There are any number of reasons we've reached this wedding-bashing juncture in feminism. In a recent New Republic story, Amanda Palleschi wrote about revulsion toward the overpriced wedding-industrial complex and all its Bridezilla connotations. And it doesn't help that many in our generation are children of divorce and, in ways both conscious and subconscious, we fear ending up like our fight-ravaged parents.
But the biggest issue is what we continue to associate marriage with: settling down into domesticated monotony, our once-fabulous lives bludgeoned into blandness by a white picket fence post.
Women who don't want to get married often argue all these points and more. One friend of mine, for instance, has also persuasively argued that marriage undercuts relationships by making commitment mandatory rather than an active choice. This kind of anti-marriage logic is completely sound, and I fully respect those who don't seek marriage—choice, after all, is what feminism is all about.

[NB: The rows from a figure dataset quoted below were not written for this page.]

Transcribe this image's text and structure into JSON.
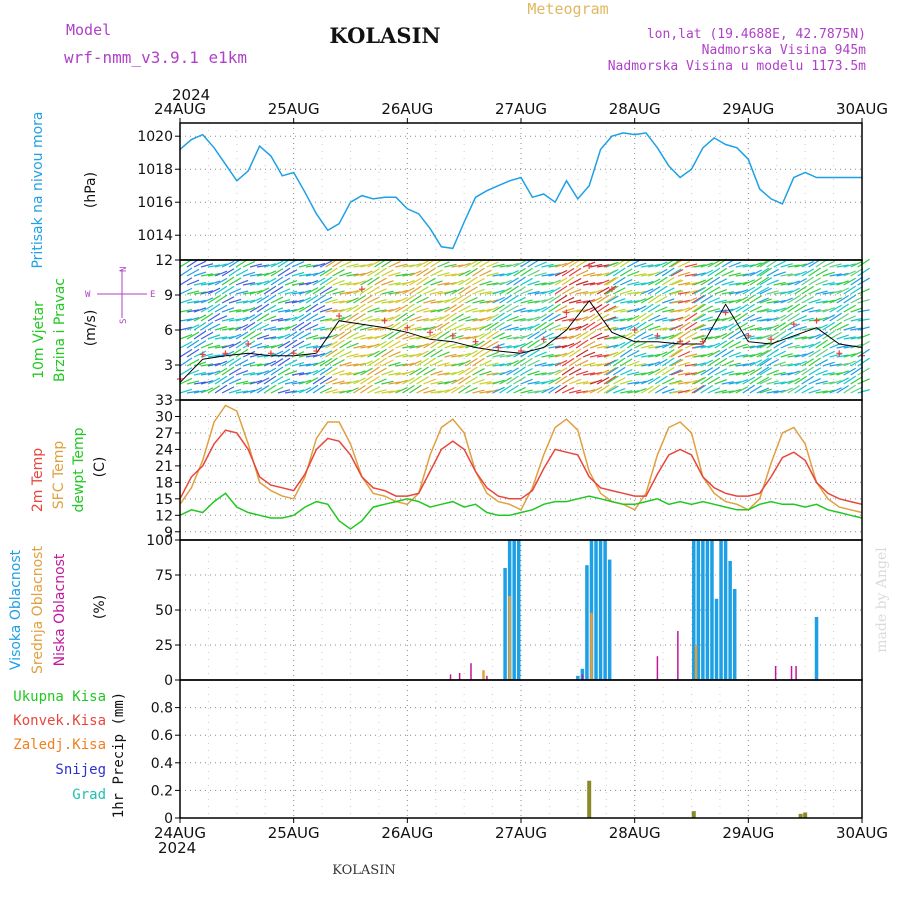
{
  "header": {
    "model_label": "Model",
    "model_name": "wrf-nmm_v3.9.1  e1km",
    "station": "KOLASIN",
    "meteogram": "Meteogram",
    "lonlat": "lon,lat (19.4688E, 42.7875N)",
    "altitude": "Nadmorska Visina 945m",
    "altitude_model": "Nadmorska Visina u modelu 1173.5m",
    "year": "2024",
    "footer_station": "KOLASIN",
    "watermark": "made by Angel"
  },
  "colors": {
    "pressure": "#1ea0e6",
    "temp2m": "#e8463c",
    "sfc": "#e0a040",
    "dewpt": "#22c822",
    "high_cloud": "#1ea0e6",
    "mid_cloud": "#e0a040",
    "low_cloud": "#c0189c",
    "total_precip": "#22c822",
    "conv_precip": "#e8463c",
    "frz_precip": "#f08020",
    "snow": "#3030d0",
    "hail": "#20c0b0",
    "model_purple": "#b040c8"
  },
  "chart_data": [
    {
      "type": "line",
      "panel": "pressure",
      "title": "",
      "ylabel": [
        "Pritisak na nivou mora",
        "(hPa)"
      ],
      "ylim": [
        1012.5,
        1020.8
      ],
      "yticks": [
        1014,
        1016,
        1018,
        1020
      ],
      "grid": true,
      "x_categories": [
        "24AUG",
        "25AUG",
        "26AUG",
        "27AUG",
        "28AUG",
        "29AUG",
        "30AUG"
      ],
      "x": [
        0,
        0.1,
        0.2,
        0.3,
        0.4,
        0.5,
        0.6,
        0.7,
        0.8,
        0.9,
        1.0,
        1.1,
        1.2,
        1.3,
        1.4,
        1.5,
        1.6,
        1.7,
        1.8,
        1.9,
        2.0,
        2.1,
        2.2,
        2.3,
        2.4,
        2.5,
        2.6,
        2.7,
        2.8,
        2.9,
        3.0,
        3.1,
        3.2,
        3.3,
        3.4,
        3.5,
        3.6,
        3.7,
        3.8,
        3.9,
        4.0,
        4.1,
        4.2,
        4.3,
        4.4,
        4.5,
        4.6,
        4.7,
        4.8,
        4.9,
        5.0,
        5.1,
        5.2,
        5.3,
        5.4,
        5.5,
        5.6,
        5.7,
        5.8,
        5.9,
        6.0
      ],
      "series": [
        {
          "values": [
            1019.2,
            1019.8,
            1020.1,
            1019.3,
            1018.3,
            1017.3,
            1017.9,
            1019.4,
            1018.8,
            1017.6,
            1017.8,
            1016.6,
            1015.3,
            1014.3,
            1014.7,
            1016.0,
            1016.4,
            1016.2,
            1016.3,
            1016.3,
            1015.6,
            1015.3,
            1014.4,
            1013.3,
            1013.2,
            1014.8,
            1016.3,
            1016.7,
            1017.0,
            1017.3,
            1017.5,
            1016.3,
            1016.5,
            1016.0,
            1017.3,
            1016.2,
            1017.0,
            1019.2,
            1020.0,
            1020.2,
            1020.1,
            1020.2,
            1019.3,
            1018.2,
            1017.5,
            1018.0,
            1019.3,
            1019.9,
            1019.5,
            1019.3,
            1018.6,
            1016.8,
            1016.2,
            1015.9,
            1017.5,
            1017.8,
            1017.5,
            1017.5,
            1017.5,
            1017.5,
            1017.5
          ]
        }
      ]
    },
    {
      "type": "line",
      "panel": "wind",
      "title": "",
      "ylabel": [
        "10m Vjetar",
        "Brzina i Pravac",
        "(m/s)"
      ],
      "ylim": [
        0,
        12
      ],
      "yticks": [
        3,
        6,
        9,
        12
      ],
      "grid": true,
      "x": [
        0,
        0.2,
        0.4,
        0.6,
        0.8,
        1.0,
        1.2,
        1.4,
        1.6,
        1.8,
        2.0,
        2.2,
        2.4,
        2.6,
        2.8,
        3.0,
        3.2,
        3.4,
        3.6,
        3.8,
        4.0,
        4.2,
        4.4,
        4.6,
        4.8,
        5.0,
        5.2,
        5.4,
        5.6,
        5.8,
        6.0
      ],
      "series": [
        {
          "name": "speed",
          "values": [
            1.5,
            3.5,
            3.8,
            4.0,
            3.8,
            3.8,
            4.0,
            6.8,
            6.5,
            6.2,
            5.8,
            5.2,
            5.0,
            4.5,
            4.2,
            4.0,
            4.5,
            6.0,
            8.5,
            5.8,
            5.0,
            5.0,
            4.8,
            4.8,
            8.2,
            5.0,
            4.8,
            5.5,
            6.2,
            4.8,
            4.5
          ]
        },
        {
          "name": "gust",
          "values": [
            1.8,
            3.9,
            4.0,
            4.8,
            4.0,
            4.0,
            4.2,
            7.2,
            9.5,
            6.8,
            6.2,
            5.8,
            5.5,
            5.0,
            4.5,
            4.2,
            5.2,
            7.5,
            11.5,
            9.5,
            6.0,
            5.5,
            5.0,
            5.0,
            7.5,
            5.5,
            5.2,
            6.5,
            6.8,
            4.0,
            3.8
          ]
        }
      ],
      "compass": {
        "n": "N",
        "s": "S",
        "e": "E",
        "w": "W"
      }
    },
    {
      "type": "line",
      "panel": "temperature",
      "title": "",
      "ylabel": [
        "2m Temp",
        "SFC Temp",
        "dewpt Temp",
        "(C)"
      ],
      "ylim": [
        7.5,
        33
      ],
      "yticks": [
        9,
        12,
        15,
        18,
        21,
        24,
        27,
        30,
        33
      ],
      "grid": true,
      "x": [
        0,
        0.1,
        0.2,
        0.3,
        0.4,
        0.5,
        0.6,
        0.7,
        0.8,
        0.9,
        1.0,
        1.1,
        1.2,
        1.3,
        1.4,
        1.5,
        1.6,
        1.7,
        1.8,
        1.9,
        2.0,
        2.1,
        2.2,
        2.3,
        2.4,
        2.5,
        2.6,
        2.7,
        2.8,
        2.9,
        3.0,
        3.1,
        3.2,
        3.3,
        3.4,
        3.5,
        3.6,
        3.7,
        3.8,
        3.9,
        4.0,
        4.1,
        4.2,
        4.3,
        4.4,
        4.5,
        4.6,
        4.7,
        4.8,
        4.9,
        5.0,
        5.1,
        5.2,
        5.3,
        5.4,
        5.5,
        5.6,
        5.7,
        5.8,
        5.9,
        6.0
      ],
      "series": [
        {
          "name": "2m Temp",
          "values": [
            15,
            19,
            21,
            25,
            27.5,
            27,
            24,
            19,
            17.5,
            17,
            16.5,
            19.5,
            24,
            26,
            25.5,
            23,
            19,
            17,
            16.5,
            15.5,
            15.5,
            16,
            20,
            24,
            25.5,
            24,
            20,
            17,
            15.5,
            15,
            15,
            16.5,
            20.5,
            24,
            23.5,
            23,
            19,
            17,
            16.5,
            16,
            15.5,
            15.5,
            19.5,
            23,
            24,
            23,
            19,
            17,
            16,
            15.5,
            15.5,
            16,
            19,
            22.5,
            23.5,
            22,
            18,
            16,
            15,
            14.5,
            14
          ]
        },
        {
          "name": "SFC Temp",
          "values": [
            14,
            17,
            22,
            29,
            32,
            31,
            25,
            18,
            16.5,
            15.5,
            15,
            19,
            26,
            29,
            29,
            25,
            19,
            16,
            15.5,
            14.5,
            14,
            16,
            23,
            28,
            29.5,
            27,
            20,
            16,
            14.5,
            14,
            13,
            17,
            23,
            28,
            29.5,
            27.5,
            20,
            16,
            14.5,
            14,
            13,
            16,
            23,
            28,
            29,
            27,
            19,
            16,
            14.5,
            14,
            13,
            15,
            21.5,
            27,
            28,
            25,
            18,
            15,
            13.5,
            13,
            12.5
          ]
        },
        {
          "name": "dewpt Temp",
          "values": [
            12,
            13,
            12.5,
            14.5,
            16,
            13.5,
            12.5,
            12,
            11.5,
            11.5,
            12,
            13.5,
            14.5,
            14,
            11,
            9.5,
            11,
            13.5,
            14,
            14.5,
            15,
            14.5,
            13.5,
            14,
            14.5,
            13.5,
            14,
            12.5,
            12,
            12,
            12.5,
            13,
            14,
            14.5,
            14.5,
            15,
            15.5,
            15,
            14.5,
            14,
            14,
            14.5,
            15,
            14,
            14.5,
            14,
            14.5,
            14,
            13.5,
            13,
            13,
            14,
            14.5,
            14,
            14,
            13.5,
            14,
            13,
            12.5,
            12,
            11.5
          ]
        }
      ]
    },
    {
      "type": "bar",
      "panel": "cloud",
      "title": "",
      "ylabel": [
        "Visoka Oblacnost",
        "Srednja Oblacnost",
        "Niska Oblacnost",
        "(%)"
      ],
      "ylim": [
        0,
        100
      ],
      "yticks": [
        0,
        25,
        50,
        75,
        100
      ],
      "grid": true,
      "series": [
        {
          "name": "Visoka Oblacnost",
          "x": [
            2.86,
            2.9,
            2.94,
            2.98,
            3.5,
            3.54,
            3.58,
            3.62,
            3.66,
            3.7,
            3.74,
            3.78,
            4.52,
            4.56,
            4.6,
            4.64,
            4.68,
            4.72,
            4.76,
            4.8,
            4.84,
            4.88,
            4.92,
            5.6
          ],
          "values": [
            80,
            100,
            100,
            100,
            3,
            8,
            82,
            100,
            100,
            100,
            100,
            86,
            100,
            100,
            100,
            100,
            100,
            58,
            100,
            100,
            85,
            65,
            0,
            45
          ]
        },
        {
          "name": "Srednja Oblacnost",
          "x": [
            2.67,
            2.9,
            3.62,
            4.54
          ],
          "values": [
            7,
            60,
            48,
            25
          ]
        },
        {
          "name": "Niska Oblacnost",
          "x": [
            2.38,
            2.46,
            2.56,
            2.7,
            3.54,
            4.2,
            4.38,
            5.24,
            5.38,
            5.42
          ],
          "values": [
            4,
            5,
            12,
            3,
            4,
            17,
            35,
            10,
            10,
            10
          ]
        }
      ]
    },
    {
      "type": "bar",
      "panel": "precip",
      "title": "",
      "ylabel": [
        "Ukupna Kisa",
        "Konvek.Kisa",
        "Zaledj.Kisa",
        "Snijeg",
        "Grad",
        "1hr Precip (mm)"
      ],
      "ylim": [
        0,
        1
      ],
      "yticks": [
        0,
        0.2,
        0.4,
        0.6,
        0.8
      ],
      "grid": true,
      "series": [
        {
          "name": "1hr Precip",
          "x": [
            3.6,
            4.52,
            5.46,
            5.5
          ],
          "values": [
            0.27,
            0.05,
            0.03,
            0.04
          ]
        }
      ]
    }
  ]
}
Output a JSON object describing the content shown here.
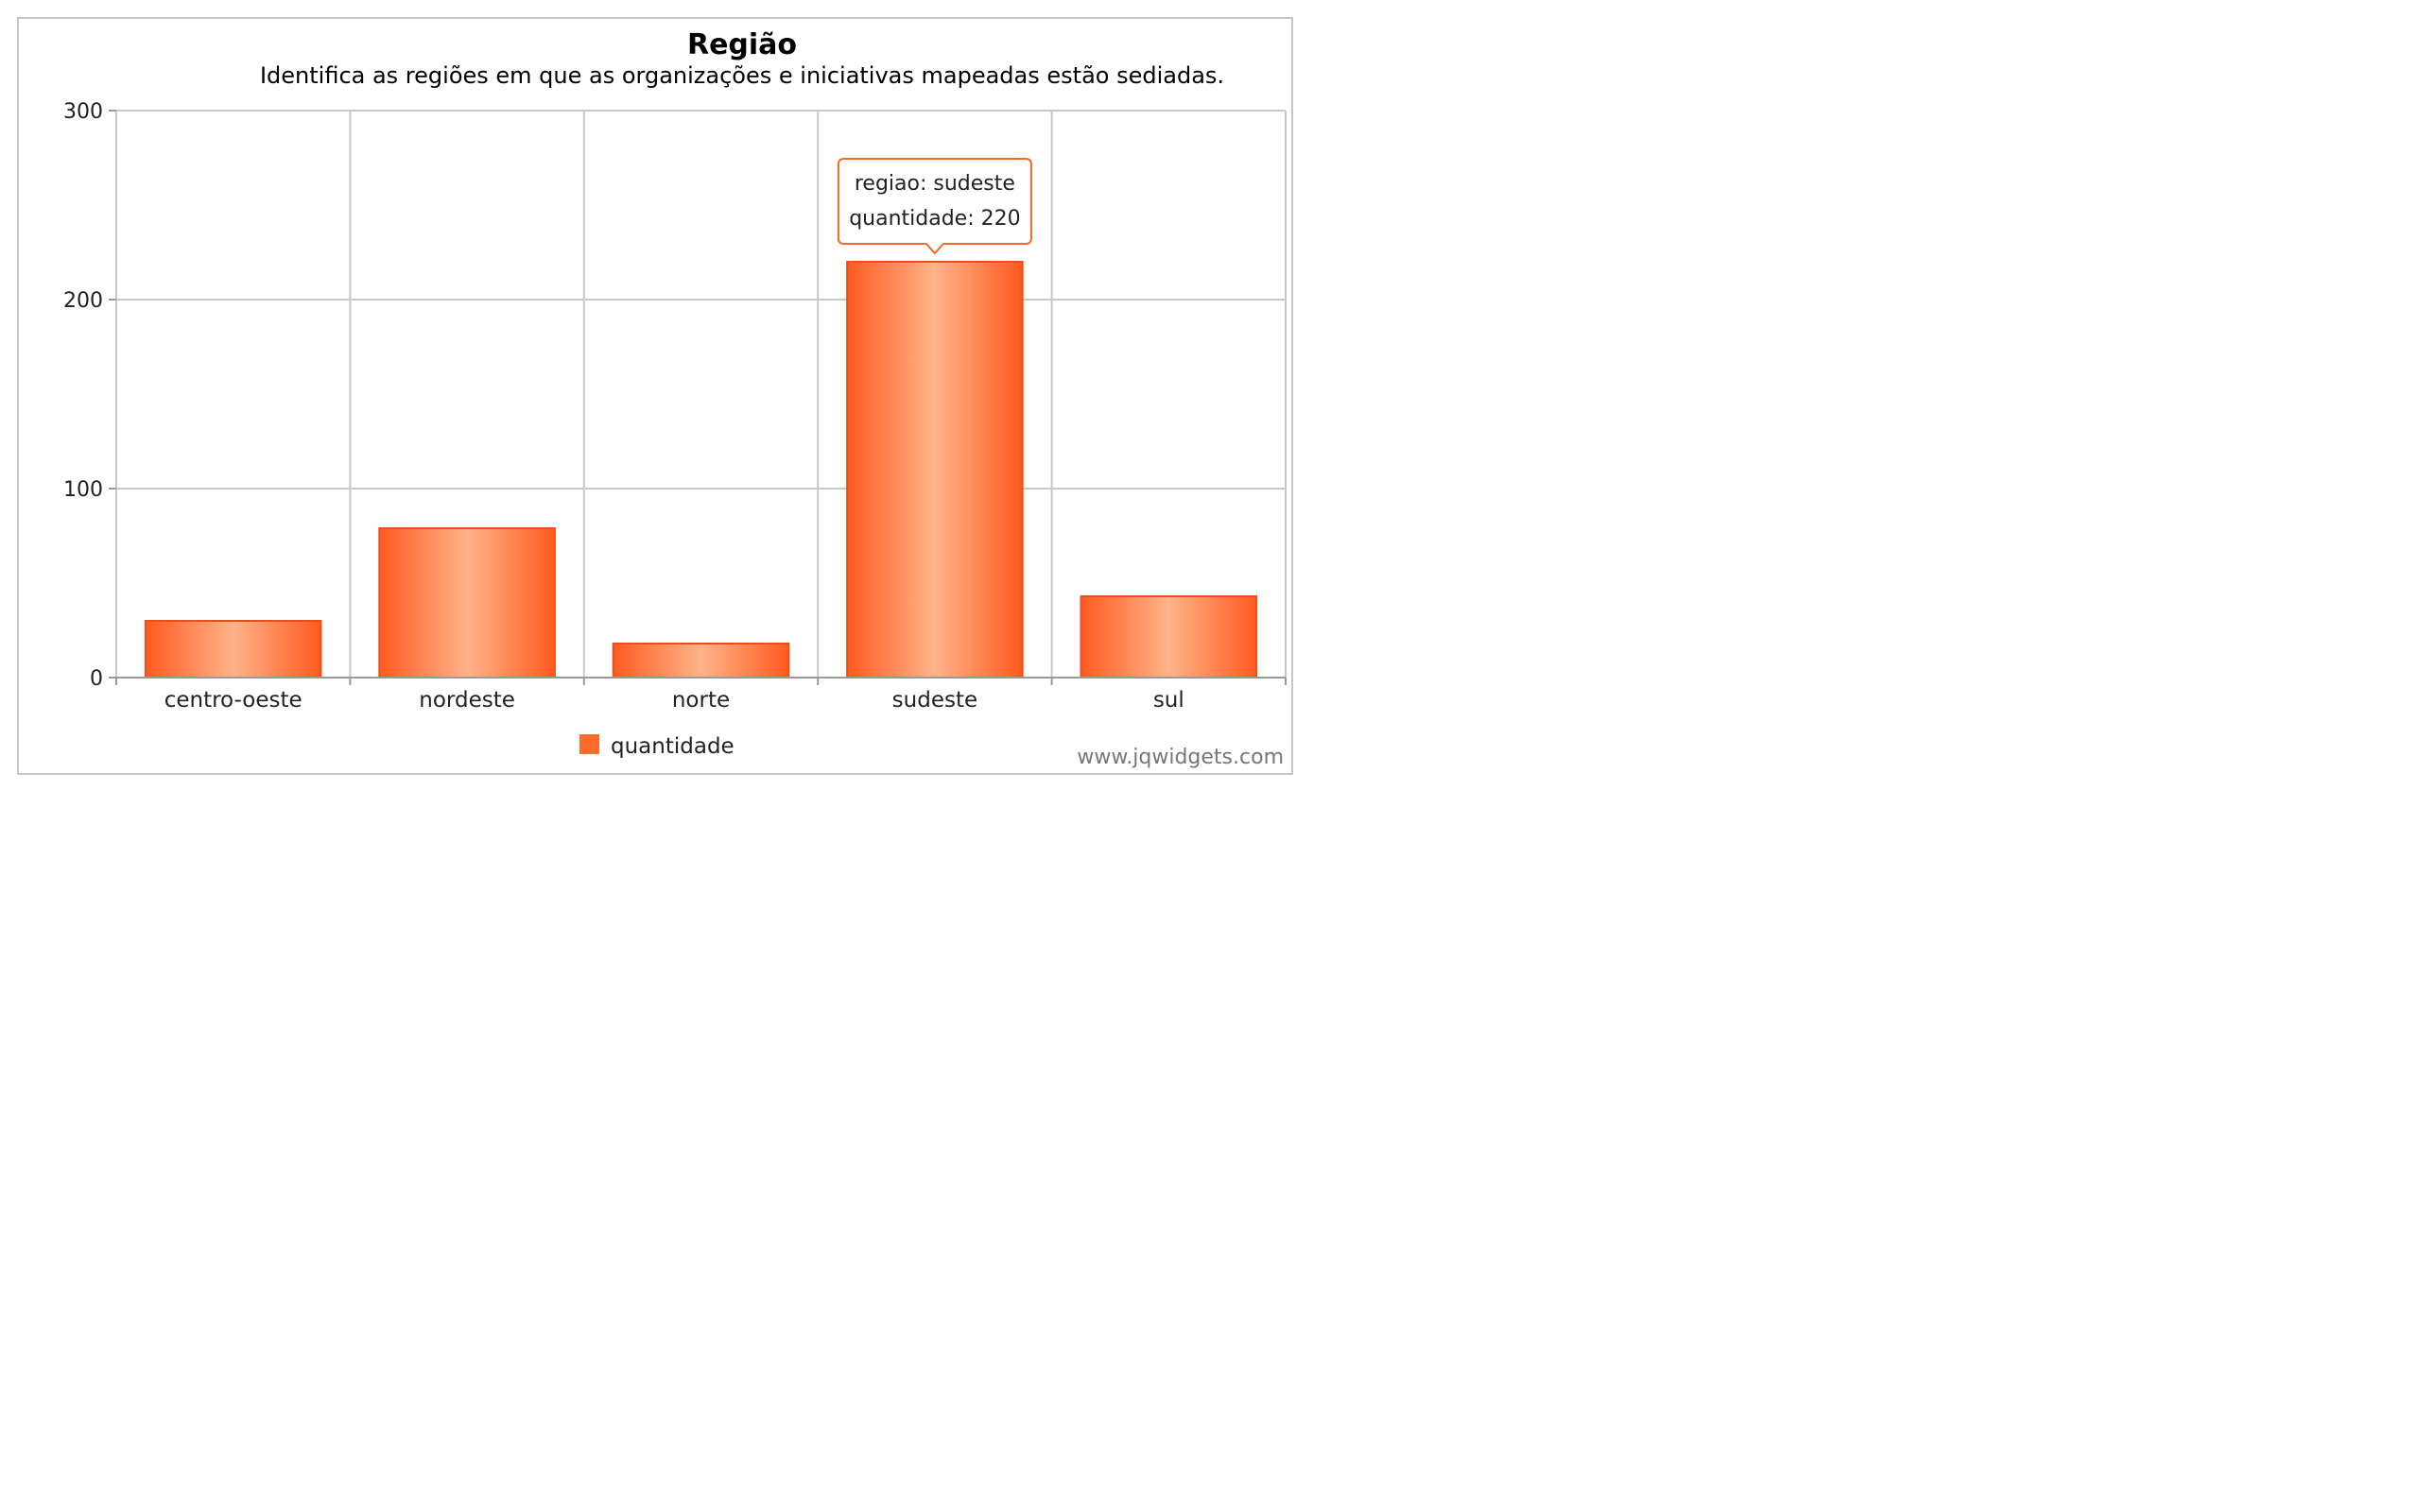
{
  "chart_data": {
    "type": "bar",
    "title": "Região",
    "subtitle": "Identifica as regiões em que as organizações e iniciativas mapeadas estão sediadas.",
    "categories": [
      "centro-oeste",
      "nordeste",
      "norte",
      "sudeste",
      "sul"
    ],
    "series": [
      {
        "name": "quantidade",
        "values": [
          30,
          79,
          18,
          220,
          43
        ],
        "color": "#ff6a2a"
      }
    ],
    "ylim": [
      0,
      300
    ],
    "yticks": [
      "0",
      "100",
      "200",
      "300"
    ],
    "grid": true,
    "legend": "bottom-center"
  },
  "tooltip": {
    "line1": "regiao: sudeste",
    "line2": "quantidade: 220"
  },
  "watermark": "www.jqwidgets.com",
  "colors": {
    "bar_dark": "#ff5a1f",
    "bar_light": "#ffb38a",
    "bar_border": "#e8501a",
    "grid": "#c8c8c8",
    "tooltip_border": "#f06a2a"
  }
}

But I wonder if it's time to rethink some of the lingering stigmas that have turned marriage into an albatross even for those who actually still want it.
For one thing, it's ridiculous to assume any female who wants to get married is a monstrous Bridezilla in waiting. Moreover, the "marriage is the death of fun!" idea is archaic. As women, we've made such progress since the '50s—so why, instead of changing our conception of marriage to suit modern realities, have we saddled it with connotations from the past? In this era of relationship egalitarianism, who says we can't have adventure, career success and liberation. . . but with a ring on it?
Listen, I'm happy that marriage is not my ultimate ambition in life, and that I don't have a scrapbook of wedding gown ideas that I've been stashing under my bed since the age of seven. I don't want to get hitched to show off to the world that I'm good enough to be loved (maybe!) forever, and I'm not desparate or rushed to make it happen.
But I do want to spend the rest of my life with someone I love. I want that little piece of paper that says, whatever happens, we'll support and care for each other to the end. And damnit, I want that beautiful wedding by the beach, with my dad walking me down the aisle and my friends making toasts and the sun setting at the moment I look into my soon-to-be husband's eyes and say, with every traditional sentiment that comes with it, I do.
If you think this makes me old-fashioned and pathetic, so be it. But I'd like to think it makes me a truly modern woman.